Imagine being a distraught, young woman whom has tragically lost her child while in a
Jewish concentration camp. She’s emotionally unstable; in dire need of relief from her recurring dreams of her deceased daughter, Magda. Imagine a life of a shoemaker whom works for a very meager salary, but remains there because of his attraction towards his employer’s daughter. Both of these two people have taken risk and live independent lifestyles that cause for them to involuntarily develop the quality of selfreliance. All of the preceding qualities are of American literature. The purpose of this paper is to compare and contrast “ The First Seven Years “ and “
The Shawl “ in the three areas of setting, characters, and symbolism; further on analysis will relate the selections to the essential question: What makes American literature American?
The Shawl is set in a concentration camp in Poland, Germany during the unfortunate
World War II. “ The concentration camp, the exact definition of hell on earth , was sure to be
Rosa’s inopportune death.” ( Ozick 9 ) The previous quote explains the malicious conditions that many Jewish people in concentration camps struggled to survive in. Also, it shows how small and unlikely the chances of escaping or being released from a concentration camp. Fortunately,
Rosa managed to escape from the camp and moved to tiny hotel in America where she tried to begin a new life after her difficult life in Germany. “ Rosa destroyed traces of Germany and established a new life in a tiny hotel” . ( Ozick 47 ) The hotel was very compressed, depressing and symbolized Rosa’s pessimistic mindset. She no longer had hope nor did she feel the urge to continue living. Rosa was emotionally troubled after she lost her daughter and needed comfort.
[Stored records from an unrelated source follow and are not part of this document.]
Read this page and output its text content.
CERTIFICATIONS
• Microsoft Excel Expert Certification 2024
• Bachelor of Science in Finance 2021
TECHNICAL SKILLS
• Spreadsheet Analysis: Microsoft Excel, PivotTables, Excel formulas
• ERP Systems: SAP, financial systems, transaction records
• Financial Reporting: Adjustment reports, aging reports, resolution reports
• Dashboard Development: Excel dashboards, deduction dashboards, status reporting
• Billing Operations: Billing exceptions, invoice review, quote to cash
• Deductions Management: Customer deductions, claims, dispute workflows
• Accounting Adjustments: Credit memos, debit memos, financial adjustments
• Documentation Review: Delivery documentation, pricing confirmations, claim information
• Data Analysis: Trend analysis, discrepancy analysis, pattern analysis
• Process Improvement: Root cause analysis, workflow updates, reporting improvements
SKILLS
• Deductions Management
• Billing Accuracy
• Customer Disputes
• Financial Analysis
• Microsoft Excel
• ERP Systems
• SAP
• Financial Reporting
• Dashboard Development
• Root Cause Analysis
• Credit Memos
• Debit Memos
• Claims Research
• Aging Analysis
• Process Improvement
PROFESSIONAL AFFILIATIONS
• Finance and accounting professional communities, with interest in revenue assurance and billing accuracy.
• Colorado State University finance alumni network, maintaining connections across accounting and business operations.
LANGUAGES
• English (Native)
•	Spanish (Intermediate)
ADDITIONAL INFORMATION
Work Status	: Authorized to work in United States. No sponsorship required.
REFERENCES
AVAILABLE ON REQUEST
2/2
Unlike “The Shawl”, “The First Seven Years” took place in a shoemaker’s shop in New
York City during the early 1950s, during the winter month of Februray. As the story opens up,
Feld, looks through the shop window and the following quote foreshadows his restless mind.
“The shoemaker shrugged once and continued to peer through the partly frosted window at the nearsighted haze of falling Feburary snow. (Malamud 1029). The owner/shoemaker, Feld, had an uncertain view of what he was going to do with his opposing daughter. Feld also desired for her to begin dating one of his young customers, but that would only cause more problems in the future. Feld’s helper, Sobel, was a stocky immigrant from Germany; he did the majority of the work due to Feld having a weak heart. With the money he had earned while working at the shop,
Sobel was able to afford a small apartment that was just enough for his needs and also it was a convienient place due to its nearness to the shop. “ The room twas a small, poor one, ... contained a narrow cot , a low table, and several stacks of books. (Malamud 1037) The room was much like Sobel and his personality and his frugal lifestyle. He didn’t request for much, but whatever he did ask for he never wanted for it to be too elegant. Although, he was poor and didn’t own much, Sobel was able to portray his feelings to Mariane, Feld’s daughter.
Much like Sobel, Rosa was poor ,but she recieved financial support from her niece whom survived the concentration camp with Rosa. Rosa could be described as crazy, emotionally unstable, demented ,or maybe even suicidal. However, this couldn’t be very suprising for a mother whom watched her daughter be murdered barbarucally.” Rosa Lublin a madwoman and a scavenger, gave up her store she smashed it up herself and moved to Miami. It was a mad thing to do...” ( Ozick 39) Rosa no longer wanted any items or belongings that would bring back memories of her life while imprisoned in the concentration camp , or worse, her deceased daughter. This explains why she destroyed her shop and moved as far as her money would allow her to.